Mike heard a noise and peered into the rearview mirror: three figures emerging, jumping in the back. The van doors creaked shut and Mike gunned the engine. Something was handed to him from the back – a key.

‘Locked them all in the guardhouse,’ he was told.

‘That’s great,’ Mike said, dropping the key into the van’s ashtray. ‘But unless you took away their mobile phones, it’s not going to slow things down.’

The van juddered towards the gatehouse. ‘Not too fast,’ Gissing warned. He was right: last thing they wanted right now was to announce themselves to passing traffic or a cruising patrol car. Mike paused long enough at the gatehouse to pick up the final member. The kid had brought the peaked cap with him, causing his friends to laugh.

‘That stays in the van,’ Mike warned them.

Allan was making a show of studying him. ‘Mr Professional,’ he purred.

‘Get going!’ one of the crew yelled from the back. In the wing mirror, Mike could see the guard emerging from his lair. He stepped on the accelerator.

‘Should’ve thumped him,’ somebody was saying.

‘Couldn’t do it,’ came the reply. ‘Guy’s a Hearts fan. Calendar, fanzine, the works.’

‘He got the number plate,’ Allan commented.

‘Much good it’ll do him.’ Mike turned towards Westie. ‘That’s why we did it this way round.’

Westie just sniffed, saying nothing. They drove in silence after that, listening for sirens.

‘Should’ve brought a CB,’ one of the kids eventually piped up. ‘Could’ve tuned it to the pigs’ frequency.’

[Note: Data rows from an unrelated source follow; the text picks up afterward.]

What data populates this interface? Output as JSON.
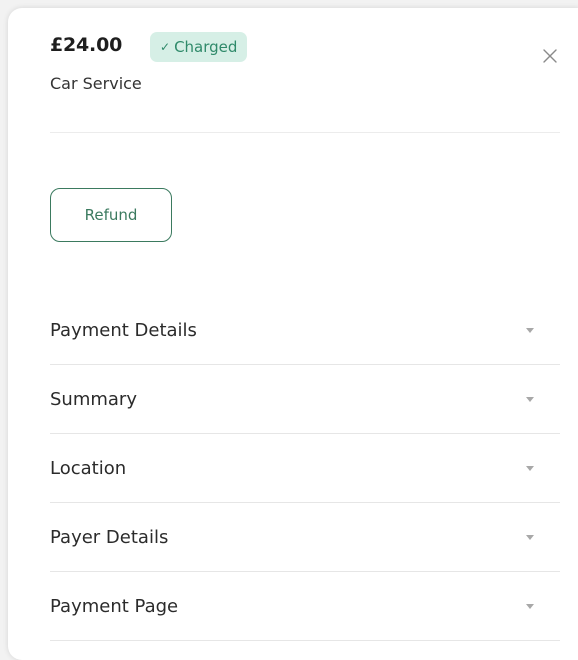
{
  "transaction": {
    "amount": "£24.00",
    "status": "Charged",
    "status_color": "#2f8a6a",
    "status_bg": "#d6efe6",
    "description": "Car Service"
  },
  "actions": {
    "refund_label": "Refund"
  },
  "sections": [
    {
      "label": "Payment Details",
      "icon": "chevron-down-icon"
    },
    {
      "label": "Summary",
      "icon": "chevron-down-icon"
    },
    {
      "label": "Location",
      "icon": "chevron-down-icon"
    },
    {
      "label": "Payer Details",
      "icon": "chevron-down-icon"
    },
    {
      "label": "Payment Page",
      "icon": "chevron-down-icon"
    }
  ],
  "icons": {
    "close": "close-icon",
    "status": "check-icon"
  },
  "colors": {
    "accent": "#3b7a5f"
  }
}
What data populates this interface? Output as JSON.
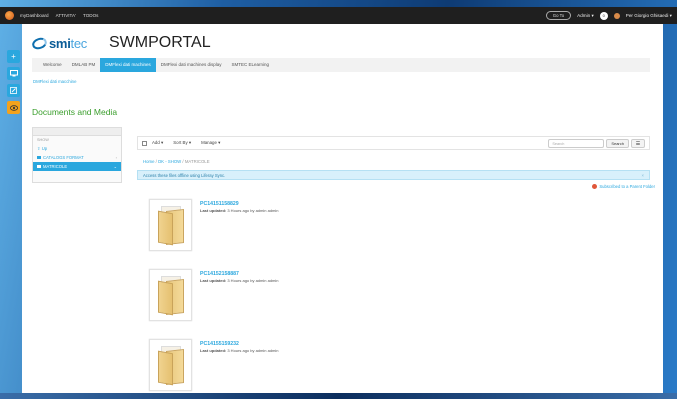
{
  "dockbar": {
    "title": "myDashboard",
    "items": [
      "ATTIVITA'",
      "TODOs"
    ],
    "goto": "Go To",
    "admin": "Admin ▾",
    "notifications": "0",
    "user": "Per Giorgio Ghisaedi ▾"
  },
  "header": {
    "brand_smi": "smi",
    "brand_tec": "tec",
    "site_title": "SWMPORTAL"
  },
  "nav": {
    "tabs": [
      "Welcome",
      "DMLAB PM",
      "DMFlexi dati machines",
      "DMFlexi dati machines display",
      "SMTEC ELearning"
    ]
  },
  "breadcrumb_top": "DMFlexi dati macchine",
  "portlet_title": "Documents and Media",
  "tree": {
    "heading": "SHOW",
    "items": [
      {
        "label": "Up",
        "active": false
      },
      {
        "label": "CATALOGS FORMAT",
        "active": false
      },
      {
        "label": "MATRICOLE",
        "active": true
      }
    ]
  },
  "toolbar": {
    "add": "Add ▾",
    "sort": "Sort By ▾",
    "manage": "Manage ▾",
    "search_placeholder": "Search",
    "search_button": "Search"
  },
  "path": {
    "home": "Home",
    "sep1": " / ",
    "dk": "DK - SHOW",
    "sep2": " / ",
    "current": "MATRICOLE"
  },
  "alert": {
    "text": "Access these files offline using Liferay Sync.",
    "close": "×"
  },
  "subscribe": "Subscribed to a Parent Folder",
  "entries": [
    {
      "title": "PC14151158829",
      "meta_label": "Last updated:",
      "meta_value": " 3 Hours ago by admin admin"
    },
    {
      "title": "PC14152158887",
      "meta_label": "Last updated:",
      "meta_value": " 3 Hours ago by admin admin"
    },
    {
      "title": "PC14155159232",
      "meta_label": "Last updated:",
      "meta_value": " 3 Hours ago by admin admin"
    }
  ]
}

Mike and Allan shared a look – something else they hadn’t thought of. Mike’s senses seemed heightened to an incredible degree. The sound of the rutted tarmac under the van’s wheels was amplified; his nose was picking up the aroma of hops from a distant brewery. There was a tingling in his blood and a tang of adrenalin in his mouth.

This, he thought, is how it feels to be alive. It was as if his nervous system had been fitted with a supercharger.

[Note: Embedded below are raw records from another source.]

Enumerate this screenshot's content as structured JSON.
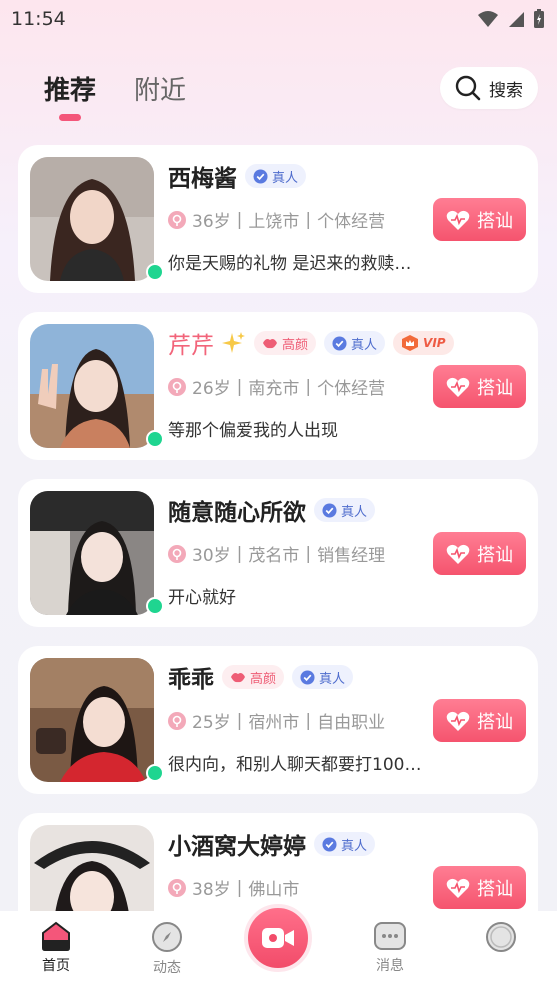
{
  "status_bar": {
    "time": "11:54"
  },
  "tabs": [
    {
      "label": "推荐",
      "active": true
    },
    {
      "label": "附近",
      "active": false
    }
  ],
  "search": {
    "label": "搜索"
  },
  "profiles": [
    {
      "name": "西梅酱",
      "badges": [
        "真人"
      ],
      "age": "36岁",
      "city": "上饶市",
      "job": "个体经营",
      "bio": "你是天赐的礼物 是迟来的救赎…",
      "online": true,
      "button": "搭讪"
    },
    {
      "name": "芹芹",
      "badges": [
        "高颜",
        "真人",
        "VIP"
      ],
      "age": "26岁",
      "city": "南充市",
      "job": "个体经营",
      "bio": "等那个偏爱我的人出现",
      "online": true,
      "button": "搭讪"
    },
    {
      "name": "随意随心所欲",
      "badges": [
        "真人"
      ],
      "age": "30岁",
      "city": "茂名市",
      "job": "销售经理",
      "bio": "开心就好",
      "online": true,
      "button": "搭讪"
    },
    {
      "name": "乖乖",
      "badges": [
        "高颜",
        "真人"
      ],
      "age": "25岁",
      "city": "宿州市",
      "job": "自由职业",
      "bio": "很内向，和别人聊天都要打100…",
      "online": true,
      "button": "搭讪"
    },
    {
      "name": "小酒窝大婷婷",
      "badges": [
        "真人"
      ],
      "age": "38岁",
      "city": "佛山市",
      "job": "",
      "bio": "",
      "online": false,
      "button": "搭讪"
    }
  ],
  "bottom_nav": [
    {
      "label": "首页",
      "icon": "home-icon",
      "active": true
    },
    {
      "label": "动态",
      "icon": "compass-icon",
      "active": false
    },
    {
      "label": "",
      "icon": "video-camera-icon",
      "active": false
    },
    {
      "label": "消息",
      "icon": "message-icon",
      "active": false
    },
    {
      "label": "",
      "icon": "profile-icon",
      "active": false
    }
  ],
  "colors": {
    "accent": "#f4567a",
    "online": "#1fd590",
    "real_badge": "#4e6ccd"
  }
}
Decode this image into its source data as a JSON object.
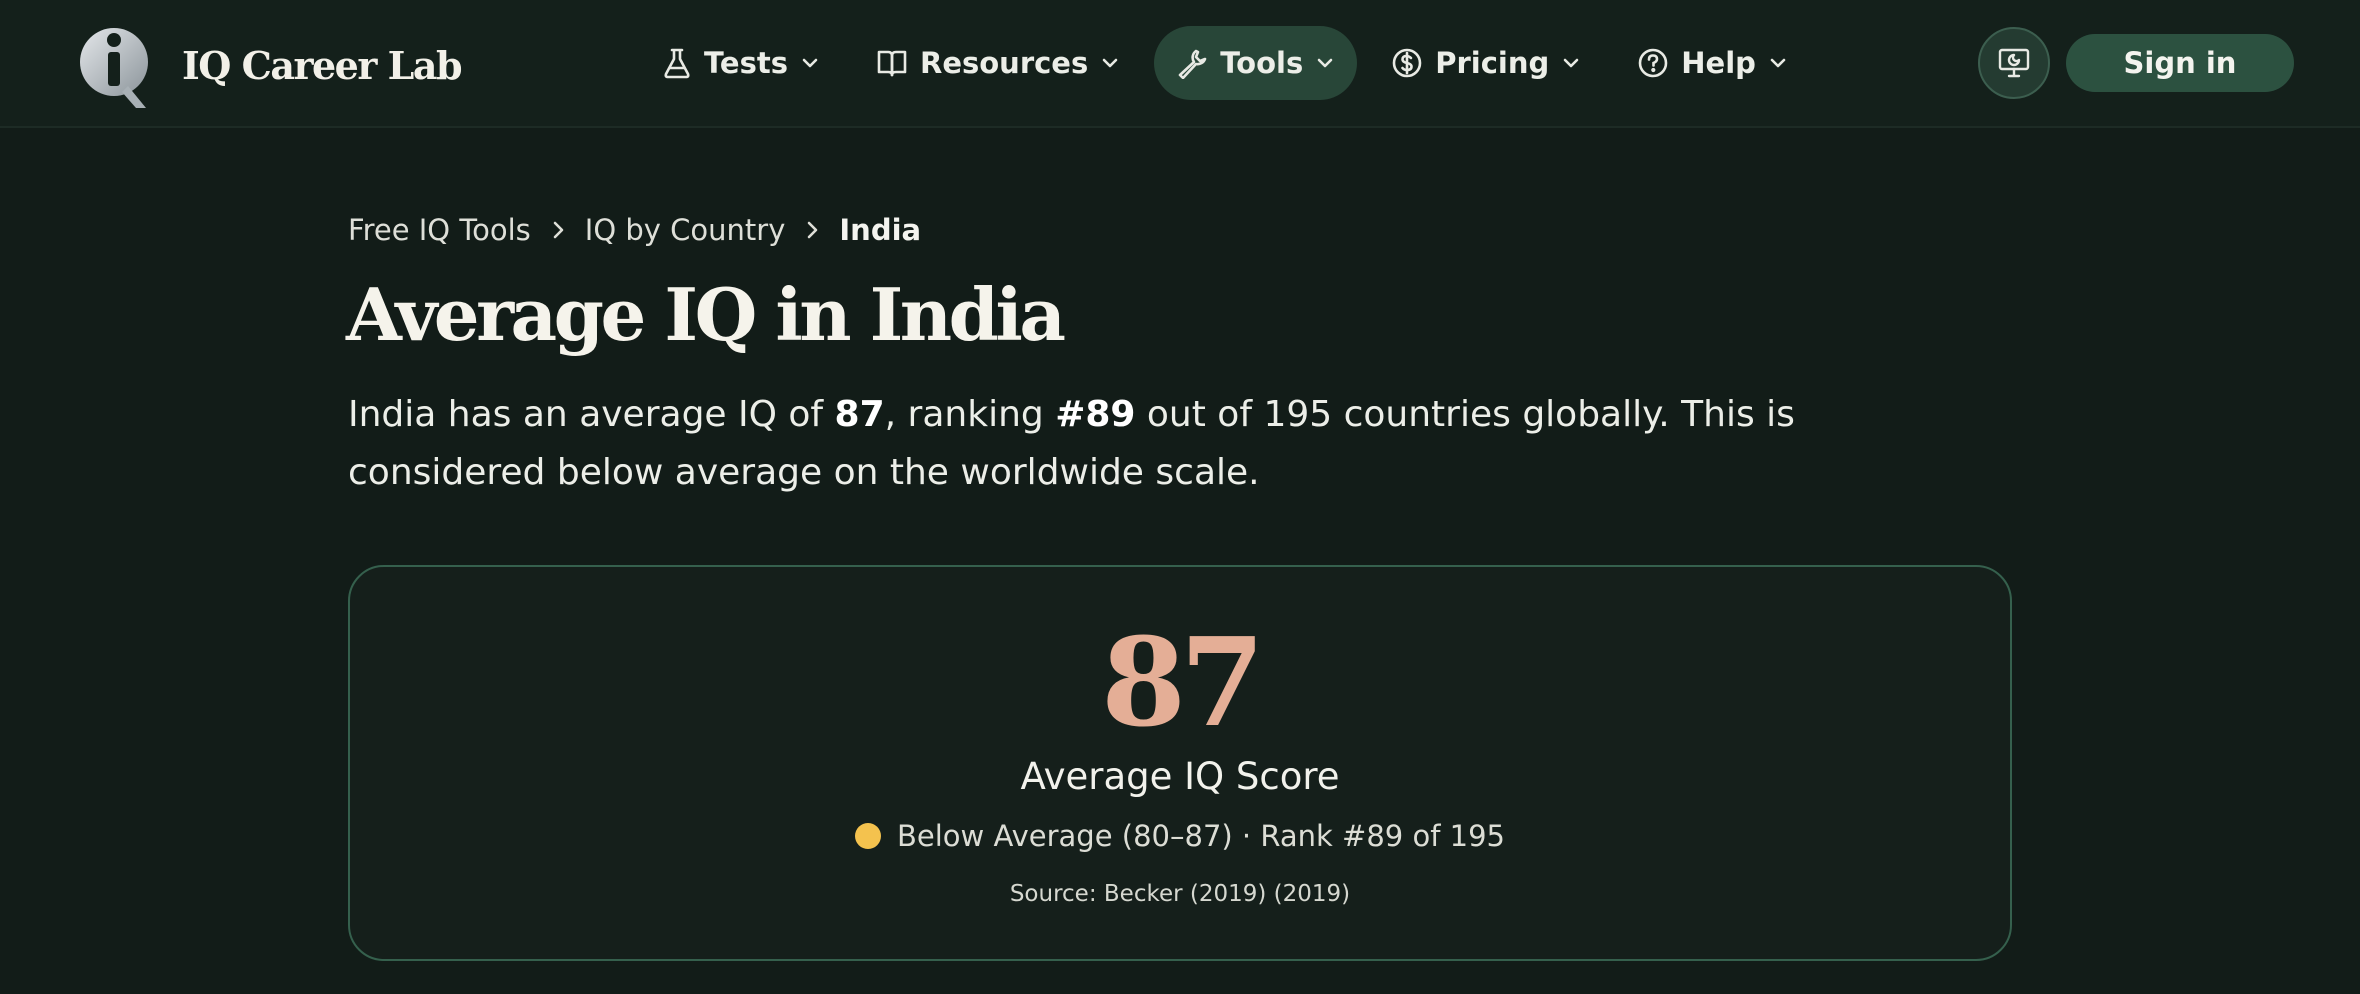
{
  "brand": {
    "name": "IQ Career Lab"
  },
  "nav": {
    "items": [
      {
        "label": "Tests",
        "icon": "flask-icon"
      },
      {
        "label": "Resources",
        "icon": "book-icon"
      },
      {
        "label": "Tools",
        "icon": "wrench-icon",
        "active": true
      },
      {
        "label": "Pricing",
        "icon": "dollar-circle-icon"
      },
      {
        "label": "Help",
        "icon": "help-circle-icon"
      }
    ],
    "theme_toggle_icon": "monitor-icon",
    "signin_label": "Sign in"
  },
  "breadcrumb": {
    "items": [
      "Free IQ Tools",
      "IQ by Country"
    ],
    "current": "India"
  },
  "page": {
    "title": "Average IQ in India",
    "intro": {
      "p1": "India has an average IQ of ",
      "score": "87",
      "p2": ", ranking ",
      "rank": "#89",
      "p3": " out of 195 countries globally. This is considered below average on the worldwide scale."
    }
  },
  "stat_card": {
    "score": "87",
    "label": "Average IQ Score",
    "category": "Below Average (80–87) · Rank #89 of 195",
    "source": "Source: Becker (2019) (2019)"
  },
  "colors": {
    "background": "#121c18",
    "accent_green": "#2c5140",
    "score_color": "#e4ae96",
    "status_dot": "#f4c24e"
  }
}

Allan’s Audi was where they’d left it. There were no other vehicles to be seen except an antiquated Rover, its sills eaten by rust. The rain had grown heavier, dissuading the dog-walkers. The unframed paintings were transferred to the Audi’s capacious boot. One of Chib’s lads went to close the van doors, but Mike told him to leave them open.

‘We were in a hurry, remember?’ he explained.

The Rover was for the four teenagers. Its ignition key was tucked in beneath one of the front wheels. Mike held out a hand for shaking, but the four young men just stared at it. Then one of them asked for the guns. These were handed over – Mike’s with great reluctance – and placed in the Rover’s boot. Before they drove off, he checked that the peaked cap had been left, as ordered, in the van.

Allan gave a half-hearted wave. ‘Lovely bunch of lads,’ he commented, watching the car roar off. Gissing was already in the Audi, and Westie with him.

‘Let’s go,’ Gissing said.

‘Hang on,’ Mike said, heading back to the van. He lifted out one of the bundles and dropped it on the roadway. Back in the Audi, Gissing asked for an explanation.

‘The robbers panicked and fled,’ Mike obliged. ‘Just as they were starting the transfer. Adds a touch of drama, don’t you think?’

Westie was punching numbers into a mobile phone. He’d asked to be the one to make the call. The phone was a gift from Calloway. It had been in the box with the guns. Chib had promised it was untraceable and warned it only had about two minutes’ credit on it. Westie took a deep breath and gave an exaggerated wink to all around him. Then he started speaking.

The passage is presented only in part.